Referring to charges from the opposition and trade unions who say the government wants to keep the reserves flush with cash as a hedge against the budget deficit, Kattel said the government is too obsessed with budget balance, as Estonia's government debt is extremely small. "It is not normal to make budgetary balance more important than job creation," he said.
Estonia, said Katel, wants a flexible job market but does not want to deal with the aspect of making hiring easier, not just firing. "The new employment contracts legislation radicalized the situation even more," he said.
The 2009 Employment Contracts Act made it easier for companies to sack employees and was supposed to be compensated by higher unemployment insurance payouts.

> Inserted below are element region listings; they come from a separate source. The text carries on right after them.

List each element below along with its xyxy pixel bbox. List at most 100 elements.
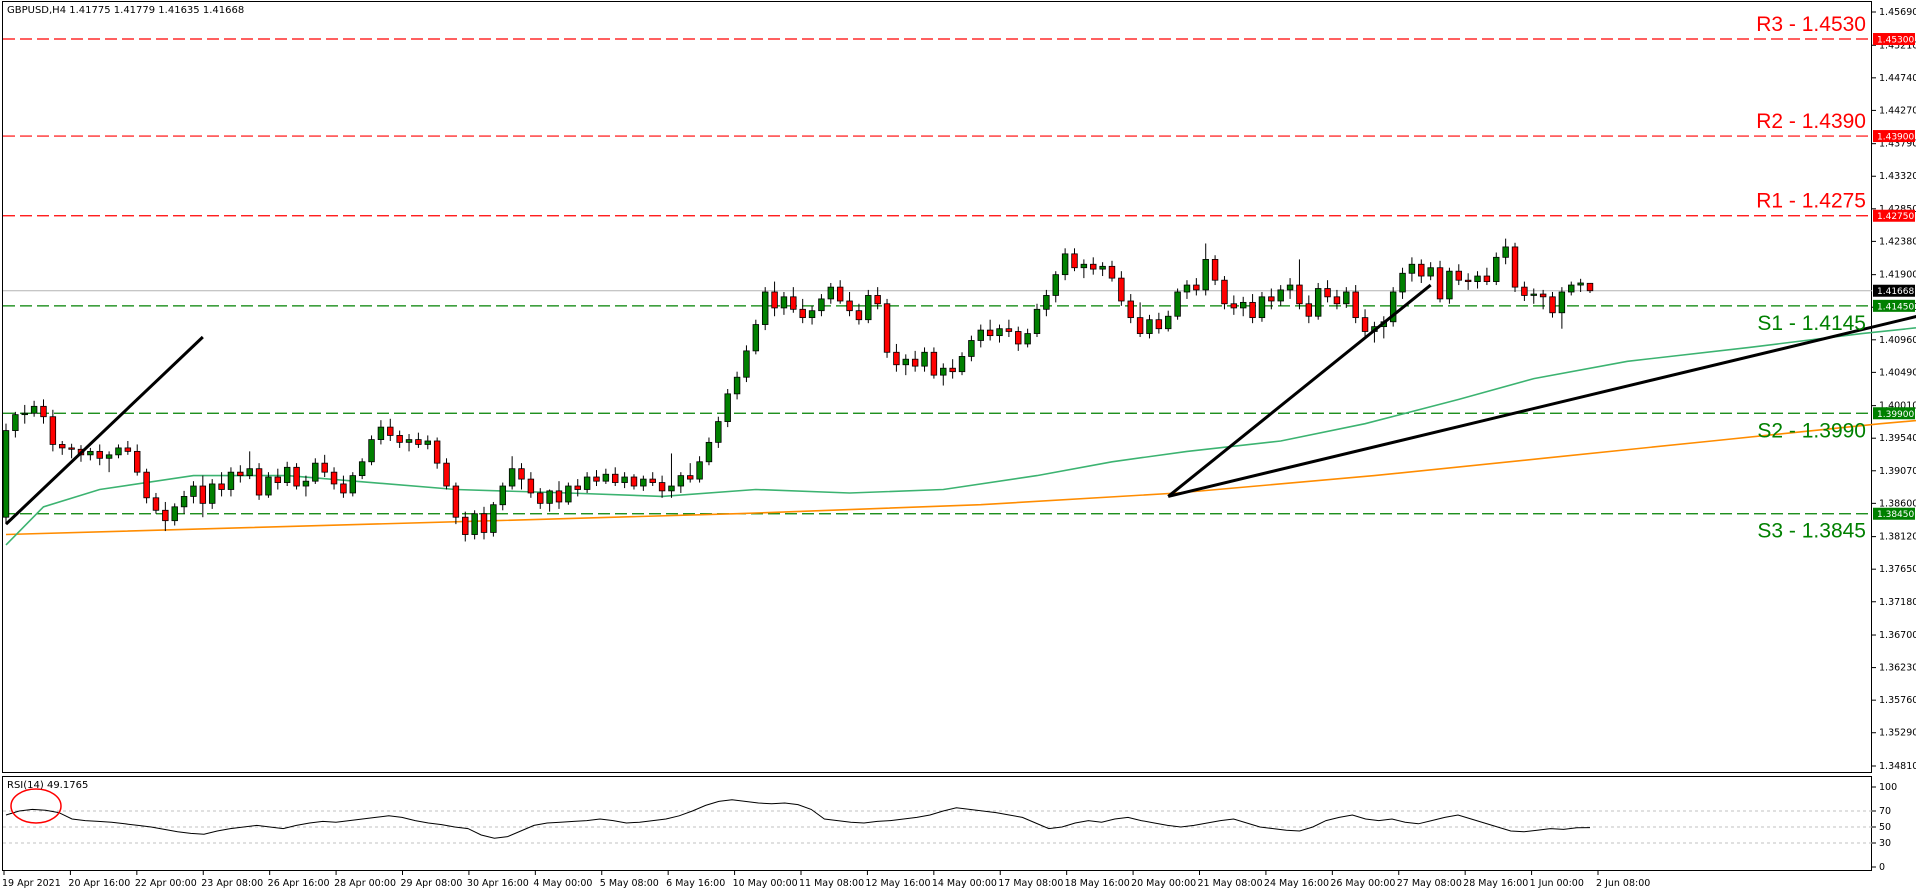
candle — [1418, 259, 1425, 283]
candle — [471, 510, 478, 540]
candle — [190, 481, 197, 504]
x-tick-label: 28 May 16:00 — [1463, 878, 1528, 889]
moving-average-fast — [5, 327, 1916, 546]
candle-body-bull — [1258, 296, 1266, 319]
candle-body-bull — [490, 504, 497, 533]
candle-body-bull — [640, 478, 647, 487]
price-tick-label: 1.43320 — [1879, 171, 1916, 182]
trendline — [4, 335, 204, 526]
level-badge-text: 1.43900 — [1877, 133, 1914, 143]
candle — [799, 298, 806, 324]
price-tick-label: 1.36230 — [1879, 663, 1916, 674]
level-label-s3: S3 - 1.3845 — [1757, 520, 1866, 543]
candle-body-bull — [1558, 291, 1566, 314]
candle — [1352, 285, 1359, 324]
candle-body-bear — [790, 296, 797, 310]
candle-body-bear — [415, 439, 422, 445]
candle — [930, 347, 938, 379]
candle-body-bear — [846, 300, 853, 312]
candle — [302, 475, 310, 497]
price-tick-label: 1.40490 — [1879, 367, 1916, 378]
candle — [1436, 260, 1444, 303]
candle — [1399, 267, 1406, 299]
candle-body-bull — [1033, 308, 1041, 334]
candle — [687, 463, 694, 483]
trendline — [1167, 315, 1916, 498]
candle-body-bull — [827, 286, 835, 300]
candle-body-bull — [1530, 293, 1537, 296]
x-tick-label: 20 May 00:00 — [1131, 878, 1196, 889]
candle-body-bear — [1155, 319, 1163, 330]
trendline — [1167, 283, 1432, 498]
candle — [1455, 264, 1462, 286]
candle — [208, 479, 216, 509]
candle — [415, 432, 422, 448]
candle — [1024, 328, 1031, 348]
candle — [537, 488, 544, 509]
candle-body-bear — [218, 483, 225, 490]
rsi-tick-label: 100 — [1879, 782, 1897, 793]
candle — [583, 472, 591, 493]
candle — [49, 409, 57, 452]
level-badge-s2 — [1873, 407, 1915, 420]
candle — [555, 481, 563, 509]
candle-body-bear — [1586, 282, 1594, 292]
candle-body-bear — [480, 513, 488, 533]
candle-body-bull — [677, 475, 685, 487]
candle-body-bear — [555, 490, 563, 503]
candle — [1521, 281, 1528, 301]
candle-body-bear — [1464, 279, 1472, 282]
candle-body-bull — [1174, 291, 1181, 317]
candle-body-bear — [1521, 286, 1528, 296]
moving-average-slow — [5, 419, 1916, 536]
level-badges: 1.45300 1.43900 1.42750 1.41450 1.39900 1.384… — [1873, 33, 1915, 520]
price-tick-label: 1.38120 — [1879, 532, 1916, 543]
candle-body-bull — [724, 393, 731, 422]
candle — [1099, 262, 1106, 277]
candle-body-bear — [274, 476, 282, 483]
candle-body-bull — [171, 506, 178, 522]
candle — [237, 465, 244, 483]
candle — [105, 451, 113, 473]
candle-body-bear — [1136, 317, 1144, 334]
candle — [396, 430, 403, 448]
candle — [1474, 271, 1481, 289]
candle — [218, 472, 225, 497]
candle — [630, 474, 638, 490]
candle — [902, 354, 909, 376]
candle — [1530, 288, 1537, 304]
x-tick-label: 2 Jun 08:00 — [1596, 878, 1650, 889]
x-tick-label: 18 May 16:00 — [1065, 878, 1130, 889]
candle-body-bear — [1127, 300, 1134, 319]
candle — [996, 324, 1003, 343]
candle — [893, 343, 900, 372]
candle — [668, 453, 675, 498]
candle-body-bull — [1202, 259, 1209, 291]
candle — [1230, 295, 1238, 315]
candle-body-bear — [612, 473, 619, 483]
rsi-highlight-circle — [10, 788, 62, 824]
candle — [1324, 280, 1331, 303]
candle-body-bull — [2, 430, 10, 518]
candle-body-bull — [752, 324, 760, 352]
candle-body-bear — [1193, 284, 1200, 291]
candle-body-bear — [1005, 328, 1013, 332]
candle — [265, 472, 272, 498]
candle-body-bull — [668, 485, 675, 492]
candle — [1483, 267, 1491, 286]
candle-body-bull — [312, 462, 319, 482]
candle — [499, 482, 506, 511]
rsi-axis-ticks: 100 70 50 30 0 — [1872, 782, 1897, 873]
candle — [986, 319, 994, 341]
candle-body-bear — [649, 478, 656, 483]
candle — [462, 511, 469, 542]
candle — [1558, 287, 1566, 329]
candle-body-bear — [1249, 301, 1256, 319]
candle-body-bear — [1361, 317, 1369, 332]
candle-body-bear — [658, 482, 666, 492]
candle-body-bear — [1324, 288, 1331, 298]
candle-body-bull — [105, 454, 113, 459]
x-tick-label: 1 Jun 00:00 — [1530, 878, 1584, 889]
current-price-badge-bg — [1873, 284, 1915, 297]
candle — [1043, 289, 1050, 317]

But as the recession deepened, the government said there was no money.
Financial Minister Ligi said on the same ETV program that it is not just financial straits keeping unemployment compensation from increasing, but philosophy. "Some people always have the attitude that I'll wait until my benefits run out and not move a muscle until then. This was even seen during the crisis to a great extent," Ligi said.
The finance minister said it was "Soviet" to think that employer and employee interests were in opposition to each other. "The illusion of guarantees contained in past labor law actually did not work," he said. "They led to a bad situation by which, if the employer wanted to sneak past employees, they would think of ways of doing so that everything was formally legal."
Kattel cited the wage support measure as a good possibility for stimulating the job market. Companies are paid at a level of half of new recruit's wage for hiring them and up to one minimum monthly wage. But companies became eligible too late - last year - for it to make a difference so far, said Kattel.